En 2005, l’Organisation mondiale du tourisme (OMT) compte 800 millions de déplacements dans le cadre du « tourisme international ». Si l’on ajoute ce que les offices statistiques désignent par le terme de « tourisme national » ou « domestique », on peut estimer le nombre de touristes à environ 3 milliards cette même année.
Le tourisme comporte une dimension économique indéniable : l’OMT déclare qu’en 2005, près de 700 milliards de dollars auraient été dépensés dans le cadre du « tourisme international », auxquels elle ajoute 130 milliards de dollars dans le cadre des transports aériens des passagers internationaux. Cela correspond à peu près à 6 % de l’activité mondiale, ou encore à 30 % de l’activité de services. Depuis une cinquantaine d’années, on observe une internationalisation du tourisme – de 25 millions de touristes « internationaux » en 1950 à 800 millions en 2005 –, mais aussi une mondialisation, car le Monde entier est devenu touristique, qu’il soit effectif, ou que l’on entrevoie, discute, imagine son potentiel.
Le tourisme change de nature. Et ce de trois façons dorénavant banales :
1) par la création de lieux touristiques dans l’ensemble du Monde : il y a donc extension de « l’espace touristique » et congruence entre espace-Monde et espace-tourisme ;
2) par l’intégration des lieux touristiques dans une économie : dans une situation de concurrence mondiale entre Aspen, Verbier, Palm Beach ou Bali, à travers un savoir géographique, les touristes font le choix à partir d’un tableau de bord mondial ;
3) via des entreprises – transporteurs aériens, hôteliers ou tour operators – qui opèrent à l’échelle mondiale : c’est pourquoi l’on peut définir un global tourism system« consiste en une multiplicité d’acteurs engagés dans la production et la consommation du tourisme ; il se compose de différents dispositifs de gouvernance, du commerce, de la finance, de marketing ; il est modelé par de nombreuses forces, facteurs et acteurs ».

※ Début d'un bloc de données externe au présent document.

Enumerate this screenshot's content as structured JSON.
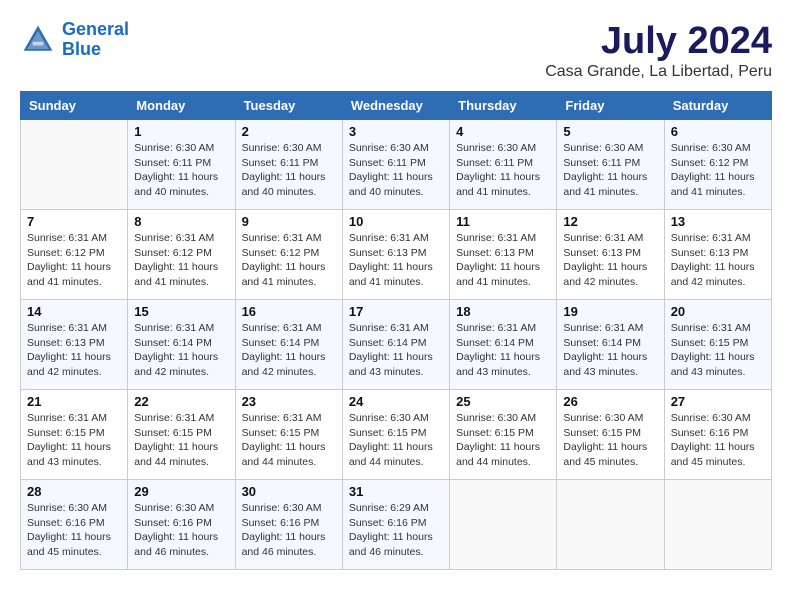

Afin de visualiser le processus d’émergence d’un écoumène touristique mondial (soit l’ensemble des lieux utilisés à des fins touristiques), nous avons choisi de représenter les principaux lieux touristiques sur un planisphère (3).
La maîtrise de l’altérité, un élément essentiel
On peut interpréter le premier élément central, celui de l’émergence de l’écoumène touristique actuel, comme une démultiplication de lieux fondateurs, moyennant une adaptation aux différents contextes temporels et spatiaux ultérieurs. Cela signifie poser une hypothèse forte : le résultat de l’écoumène touristique actuel est issu d’une circulation de modèles identifiables, utilisés par de multiples acteurs (entreprise, office de tourisme, État, organisation intergouvernementale, organisation non gouvernementale, acteur individuel) dans leurs stratégies d’espace pour la mise en tourisme et l’aménagement. Ces lieux fondateurs constituent des « moments de lieux » (4), donc de lieux emblématiques concernant le tourisme. On identifie notamment Brighton (1780) pour la villégiature balnéaire, Chamonix (1780) pour l’invention de la montagne, les Grisons (1860) pour la montagne en hiver, Atlantic City (1860) et Arcachon (1860) pour la station balnéaire, Yellowstone (1872) pour le parc national, Waikiki (1900) pour le bronzage et le bain chaud, Juan-les-Pins (1920) pour la Méditerranée, Megève (1920) pour la station de ski, etc. On peut non seulement s’interroger sur les conditions d’émergence de ces lieux dans l’histoire, mais aussi proposer un prolongement en termes d’interprétation de la mise en tourisme du Monde. Ainsi, on peut identifier des pratiques touristiques, des qualités de lieu et des moments qui sont passés à la postérité, c’est-à-dire dont les éléments ont été, totalement ou partiellement, repris pour créer d’autres lieux touristiques.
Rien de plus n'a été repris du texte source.